The show’s success comes from the ways in which even the smallest details from the film are magnified, such as the initially funny (but sadly overplayed) moment when a man with no hands (one of Jeff Hiller’s many characters) attempts to help Clarice break into a storage locker owned by Lecter. The inspiration for the gag lasts only a few frames in the movie.

At other moments, Gattelli uses grade school play-like theatrics to achieve a laugh. When Clarice dreams of her father, an ensemble member darts out onto the stage, clapping two blackboard erasers together to create “fog,” and to indicate a helicopter on stage, an ensemble member rotates in the background with arms stretched out like a rotor.

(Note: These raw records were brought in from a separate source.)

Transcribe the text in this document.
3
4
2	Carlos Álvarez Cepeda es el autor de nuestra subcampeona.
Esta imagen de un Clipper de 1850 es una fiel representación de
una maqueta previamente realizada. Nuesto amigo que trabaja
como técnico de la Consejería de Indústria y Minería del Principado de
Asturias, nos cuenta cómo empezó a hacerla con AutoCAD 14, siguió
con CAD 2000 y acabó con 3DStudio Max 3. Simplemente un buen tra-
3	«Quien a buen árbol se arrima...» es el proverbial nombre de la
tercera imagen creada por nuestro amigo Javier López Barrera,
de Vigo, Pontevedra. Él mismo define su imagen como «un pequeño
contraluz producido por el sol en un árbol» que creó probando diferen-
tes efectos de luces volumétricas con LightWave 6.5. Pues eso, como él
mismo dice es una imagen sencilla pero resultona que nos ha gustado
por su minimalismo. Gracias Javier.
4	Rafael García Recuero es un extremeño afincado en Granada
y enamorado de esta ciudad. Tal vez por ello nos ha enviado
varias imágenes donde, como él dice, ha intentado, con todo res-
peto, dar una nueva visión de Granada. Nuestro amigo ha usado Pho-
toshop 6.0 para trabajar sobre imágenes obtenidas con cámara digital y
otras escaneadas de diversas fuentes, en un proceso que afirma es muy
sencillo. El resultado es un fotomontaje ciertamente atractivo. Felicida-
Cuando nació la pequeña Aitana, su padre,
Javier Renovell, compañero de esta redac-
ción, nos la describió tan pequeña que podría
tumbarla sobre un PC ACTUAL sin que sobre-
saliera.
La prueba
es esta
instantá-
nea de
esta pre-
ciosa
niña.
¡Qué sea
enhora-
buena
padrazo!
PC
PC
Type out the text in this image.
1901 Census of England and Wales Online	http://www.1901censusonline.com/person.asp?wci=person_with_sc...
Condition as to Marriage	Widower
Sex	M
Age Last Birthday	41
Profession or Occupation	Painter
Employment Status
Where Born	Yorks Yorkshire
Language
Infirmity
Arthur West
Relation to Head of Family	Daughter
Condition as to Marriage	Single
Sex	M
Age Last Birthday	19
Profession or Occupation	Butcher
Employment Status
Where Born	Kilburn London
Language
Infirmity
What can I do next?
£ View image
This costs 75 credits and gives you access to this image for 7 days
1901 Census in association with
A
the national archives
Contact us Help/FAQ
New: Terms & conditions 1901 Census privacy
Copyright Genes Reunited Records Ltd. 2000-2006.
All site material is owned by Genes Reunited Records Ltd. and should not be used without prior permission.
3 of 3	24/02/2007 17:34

His choreography is equally amusing, particularly the tongue-in-cheek ballet sequences for the Dream Clarice (Ashlee Dupree) and Dream Lecter (Callan Bergmann). Unfortunately, Gattelli is unable to focus the show as it moves into a comedic frenzy during its second half, when it becomes increasingly incumbent on the principals and ensemble to wrest humor out of weaker material.

To their credit, the company complies with the show’s demands. Particularly notable is Harris’ fiercely physical turn as Clarice (played in the film by Jodie Foster). She consistently uncovers new variations on her turn that amplifies Foster’s Southern-accented lisp and oxymoronic tough girl naiveté, which Harris pushes to hysterical heights.

Equally impressive, the clarion-voiced Barrett glides over the Kaplans’ pop-rock arias that have some pretty scatological lyrics with ease and imbues Lecter with just the right elegant suave creepiness. Harry Bouvy plays the self-serving doctor running the asylum where Lecter is incarcerated with superlative oiliness, and Lucia Spina, playing both Bill’s most recent victim and her mother, manages to find the silliness in shrill fear and grief.